Brezilya’daki antropolog Daniela Tonelli Manica , adet kanından yetişkin multipotent kök hücrelerin toplanmasının izafi kolaylığına karşın, kök hücrelerin gücünü (ve hastalıktaki potansiyel rolünü) araştıran ve kullanan araştırmaların hala kök hücre araştırmalarının küçük bir kısmını temsil ettiğini söylüyor. Campinas Devlet Üniversitesi. 2020 prestijiyle adet kök hücre araştırmalarının tüm mezenkimal hücre araştırmalarının sadece yüzde 0,25’ini oluşturduğunu , kemik iliği kök hücrelerinin ise yüzde 47,7’yi temsil ettiğini buldu.

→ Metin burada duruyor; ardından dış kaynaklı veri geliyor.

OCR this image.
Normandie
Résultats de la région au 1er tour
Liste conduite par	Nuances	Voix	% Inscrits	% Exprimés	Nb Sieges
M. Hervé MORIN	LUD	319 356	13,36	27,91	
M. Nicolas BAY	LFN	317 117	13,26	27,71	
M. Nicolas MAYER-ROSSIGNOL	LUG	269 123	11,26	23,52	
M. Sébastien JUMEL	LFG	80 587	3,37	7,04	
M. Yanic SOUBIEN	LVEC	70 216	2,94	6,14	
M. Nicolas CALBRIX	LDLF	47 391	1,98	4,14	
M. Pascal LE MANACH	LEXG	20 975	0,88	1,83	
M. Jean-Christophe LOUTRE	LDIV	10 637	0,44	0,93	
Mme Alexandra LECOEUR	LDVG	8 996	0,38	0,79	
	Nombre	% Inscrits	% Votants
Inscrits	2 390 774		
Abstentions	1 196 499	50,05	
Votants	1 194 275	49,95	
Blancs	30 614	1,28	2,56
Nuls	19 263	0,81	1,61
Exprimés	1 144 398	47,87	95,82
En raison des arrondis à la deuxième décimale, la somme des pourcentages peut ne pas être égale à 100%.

Manica, adet kök hücrelerinin yavaş benimsenmesini kısmen rahimlerin normların dışında olduğu istikametindeki bayan düşmanı fikirlere ve tiksinti reaksiyonlarına bağlıyor. Imperial College London’da üreme immünologu olan ve 2023 Yıllık İmmünoloji Mecmuası’nda rahim bağışıklık hücreleri hakkında bir makalenin ortak muharrirlerinden biri olan Victoria Male , “Adet kanıyla alakalı katiyen bir ‘hastalık faktörü’ var” diye birebir fikirde .

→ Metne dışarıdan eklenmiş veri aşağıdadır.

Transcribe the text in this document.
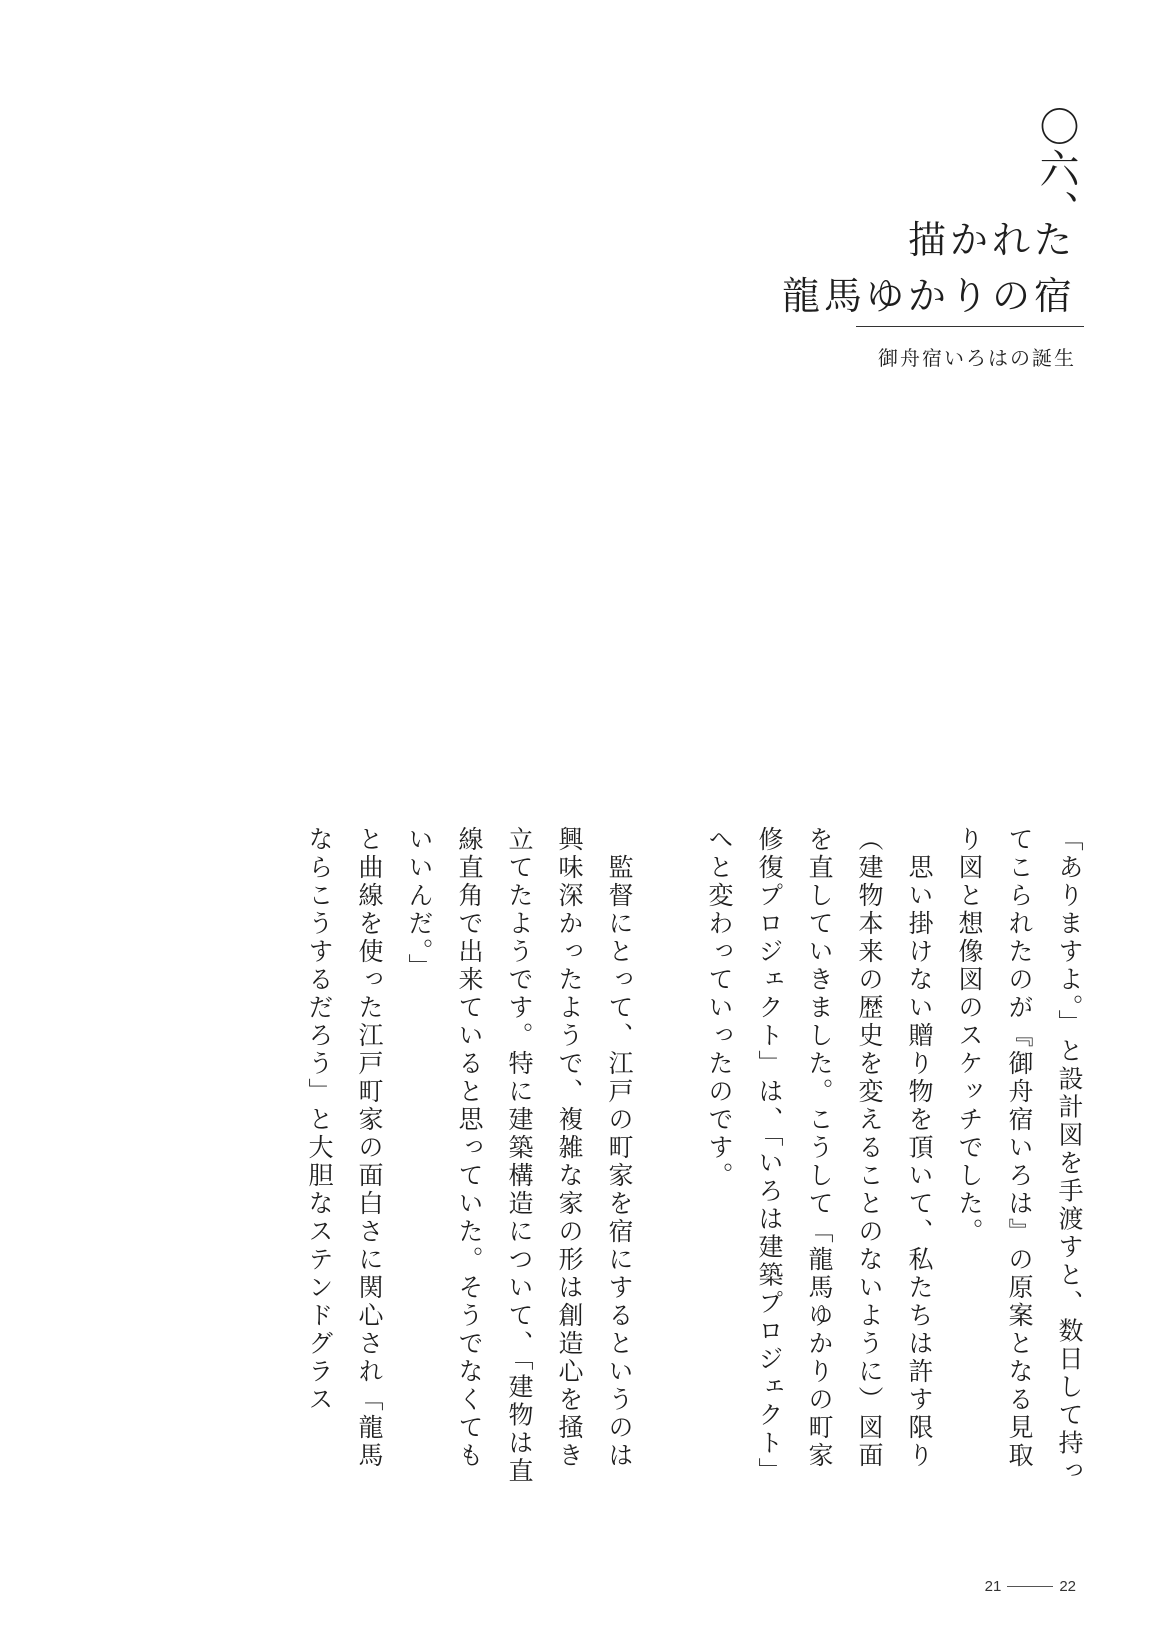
〇六、
描かれた
龍馬ゆかりの宿
御舟宿いろはの誕生

「ありますよ。」と設計図を手渡すと、数日して持ってこられたのが『御舟宿いろは』の原案となる見取り図と想像図のスケッチでした。

　思い掛けない贈り物を頂いて、私たちは許す限り（建物本来の歴史を変えることのないように）図面を直していきました。こうして「龍馬ゆかりの町家修復プロジェクト」は、「いろは建築プロジェクト」へと変わっていったのです。

　監督にとって、江戸の町家を宿にするというのは興味深かったようで、複雑な家の形は創造心を掻き立てたようです。特に建築構造について、「建物は直線直角で出来ていると思っていた。そうでなくてもいいんだ。」

と曲線を使った江戸町家の面白さに関心され「龍馬ならこうするだろう」と大胆なステンドグラス

21	22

Gargett, regl periyodunu çevreleyen kültürel tabuların ve bayan sıhhati araştırmalarına genel olarak yatırım yapılmamasının finansman sağlamayı zorlaştırabileceğini söylüyor. İmmünolog Male de misal zorluklarla karşılaştı; karaciğer naklinde bağışıklık hücreleri üzerinde çalışırken finansman bulmanın, şu anda rahimdeki bağışıklık hücreleri üzerinde çalıştığına nazaran daha kolay olduğunu söylüyor.

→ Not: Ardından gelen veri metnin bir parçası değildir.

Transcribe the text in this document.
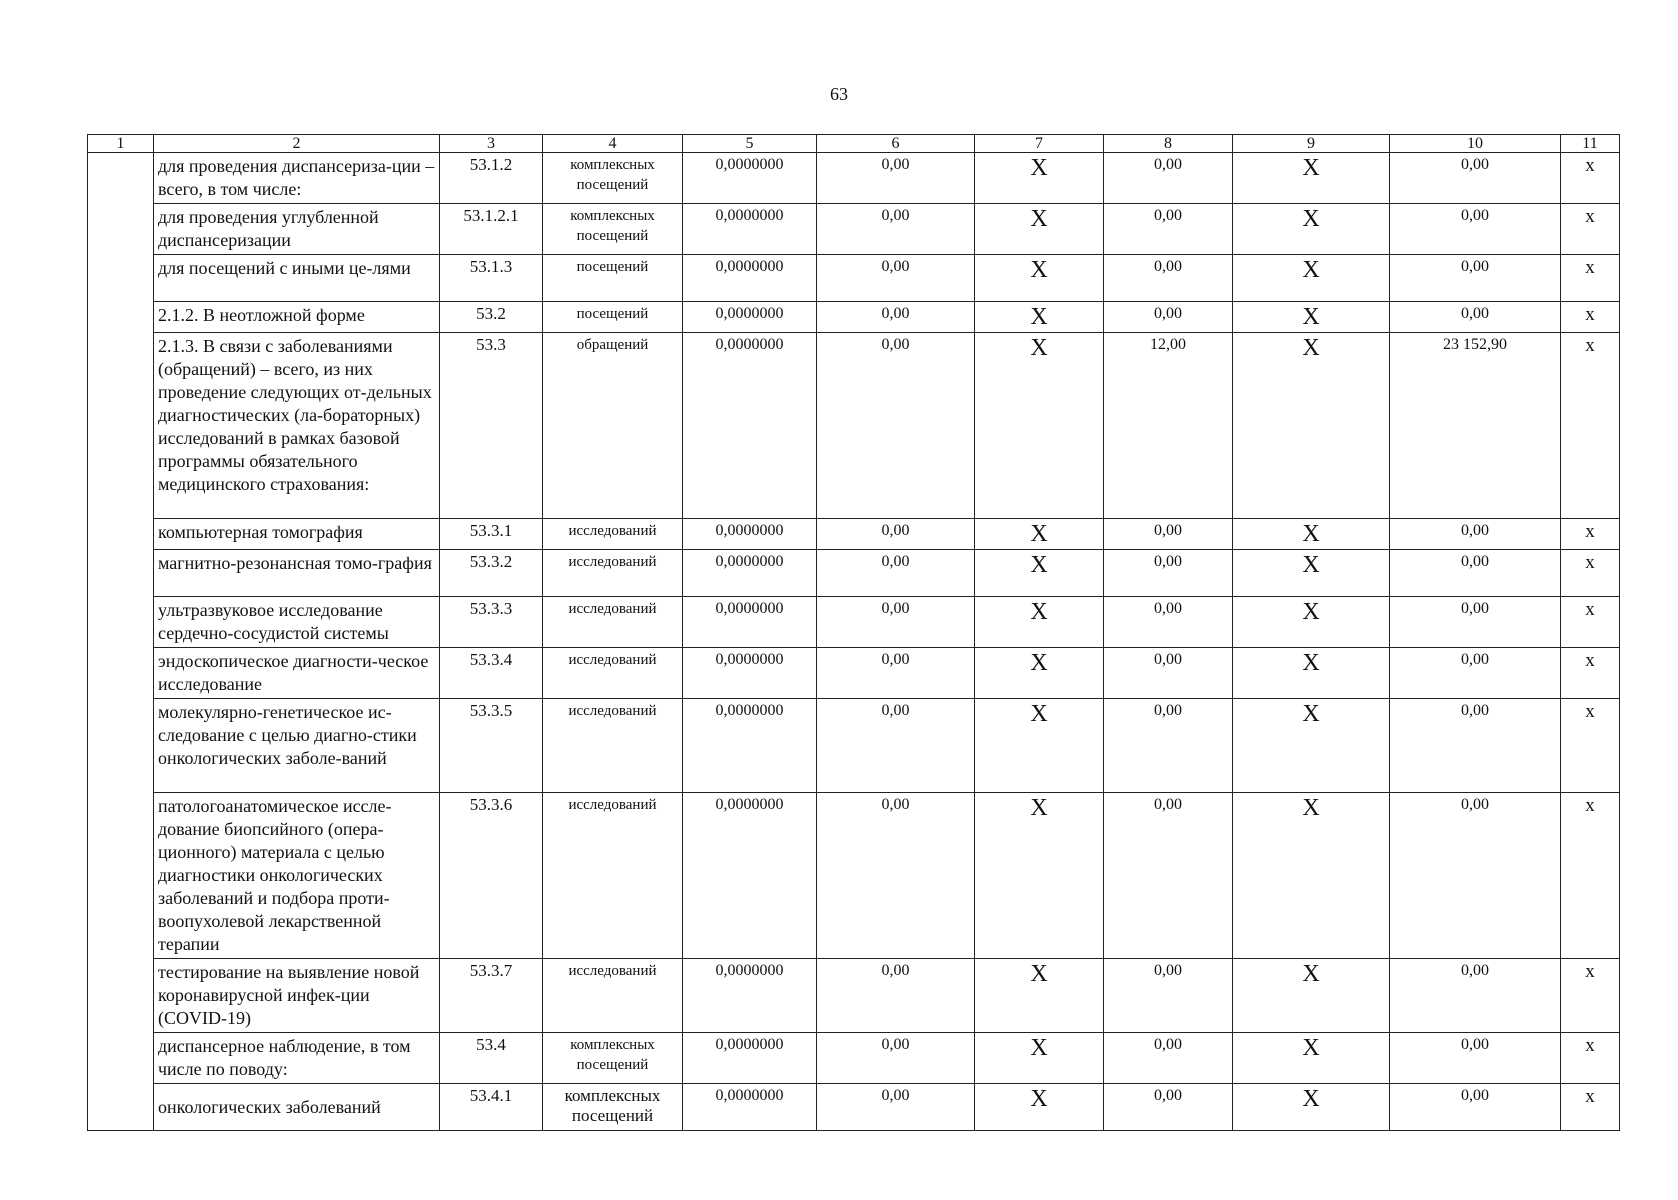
63
1	2	3	4	5	6	7	8	9	10	11
	для проведения диспансериза-ции – всего, в том числе:	53.1.2	комплексных посещений	0,0000000	0,00	X	0,00	X	0,00	x
	для проведения углубленной диспансеризации	53.1.2.1	комплексных посещений	0,0000000	0,00	X	0,00	X	0,00	x
	для посещений с иными це-лями	53.1.3	посещений	0,0000000	0,00	X	0,00	X	0,00	x
	2.1.2. В неотложной форме	53.2	посещений	0,0000000	0,00	X	0,00	X	0,00	x
	2.1.3. В связи с заболеваниями (обращений) – всего, из них проведение следующих от-дельных диагностических (ла-бораторных) исследований в рамках базовой программы обязательного медицинского страхования:	53.3	обращений	0,0000000	0,00	X	12,00	X	23 152,90	x
	компьютерная томография	53.3.1	исследований	0,0000000	0,00	X	0,00	X	0,00	x
	магнитно-резонансная томо-графия	53.3.2	исследований	0,0000000	0,00	X	0,00	X	0,00	x
	ультразвуковое исследование сердечно-сосудистой системы	53.3.3	исследований	0,0000000	0,00	X	0,00	X	0,00	x
	эндоскопическое диагности-ческое исследование	53.3.4	исследований	0,0000000	0,00	X	0,00	X	0,00	x
	молекулярно-генетическое ис-следование с целью диагно-стики онкологических заболе-ваний	53.3.5	исследований	0,0000000	0,00	X	0,00	X	0,00	x
	патологоанатомическое иссле-дование биопсийного (опера-ционного) материала с целью диагностики онкологических заболеваний и подбора проти-воопухолевой лекарственной терапии	53.3.6	исследований	0,0000000	0,00	X	0,00	X	0,00	x
	тестирование на выявление новой коронавирусной инфек-ции (COVID-19)	53.3.7	исследований	0,0000000	0,00	X	0,00	X	0,00	x
	диспансерное наблюдение, в том числе по поводу:	53.4	комплексных посещений	0,0000000	0,00	X	0,00	X	0,00	x
	онкологических заболеваний	53.4.1	комплексных посещений	0,0000000	0,00	X	0,00	X	0,00	x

Male, “Adet sıvısı hakkında daha fazla araştırma istiyorsak, daha fazla fona muhtaçlığımız var” diyor ve birden fazla gün boyunca adet sıvısı toplamanın lojistiğinin değerli olabileceğini belirtiyor. Bunun gerçekleşmesi için “araştırma finansmanında cinsiyet ve toplumsal cinsiyet önyargısıyla çaba etmeliyiz.” Kendisi ve başkaları, daha adil yatırımlar sayesinde regl periyodunun yalnızca aylık bir rahatsızlık olarak değil, rejeneratif tıpta heyecan verici yeni bir hudut olarak tanınacağını umuyor.